In a conv layer, weights are shared across many input features. E.g. assume a 1x1 conv layer with a 28x28x3 input. You only need to load 3 weights even though there are effectively 28x28=748 different dot products. In practice, the input and output activations can be stored on chip as well (except for the first layer) which means the ratio of operations to DRAM accesses can be incredibly high. For some real world examples, take a look at the classic Eyeriss paper[1] which finds a ratio of 345-285 for AlexNet and VGG-16 respectively. You can also check out the TPU paper[2] which places the ratio at >1000 for some unnamed CNNs. Compare that to your analysis which yields a ratio of 2.
He has a point. There's a bit amount of data-reuse in CNNs.
Hmm... it will depend on the CNN. There's probably a good neural network design that would take advantage of this architecture. IE: A well recycled convolutional layer that probably fits within the 32MB (load those weights once, use them across the whole picture).

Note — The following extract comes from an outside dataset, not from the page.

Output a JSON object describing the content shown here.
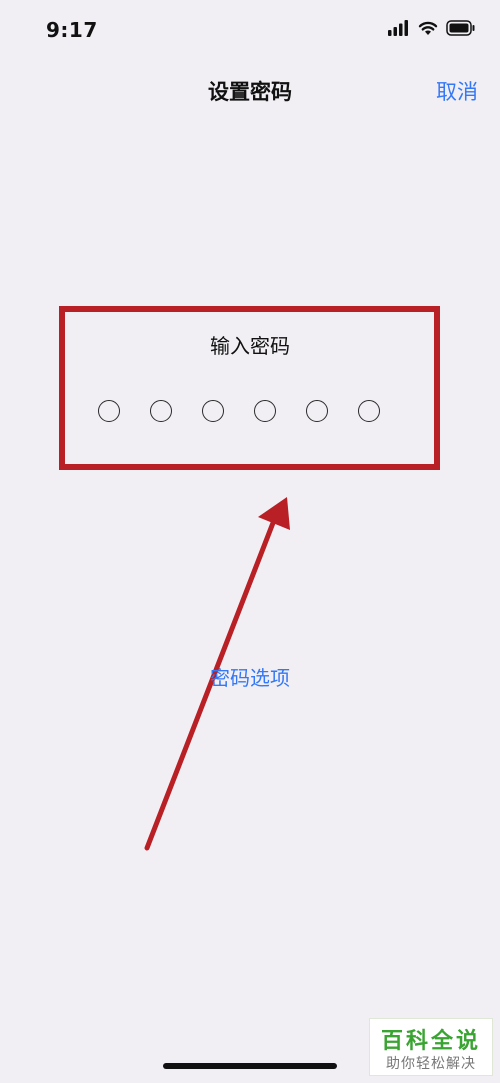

So the whole NN doesn't necessarily have to fit inside of 32MB to be useful. But at least, large portions have to fit. (say, a 128x128 tile with 20 hidden-layers is only 300kB). Recycling that portion across the 1080 x 1920 input would be relatively cheap.
I herp-derped early on, there seem to be CNNs that would make good use of the architecture. Still, the memory bandwidth of that chip is very low, I'd expect GDDR6 or HBM2 to definitely be superior to the 68GBps LPDDR4 chip they put in there.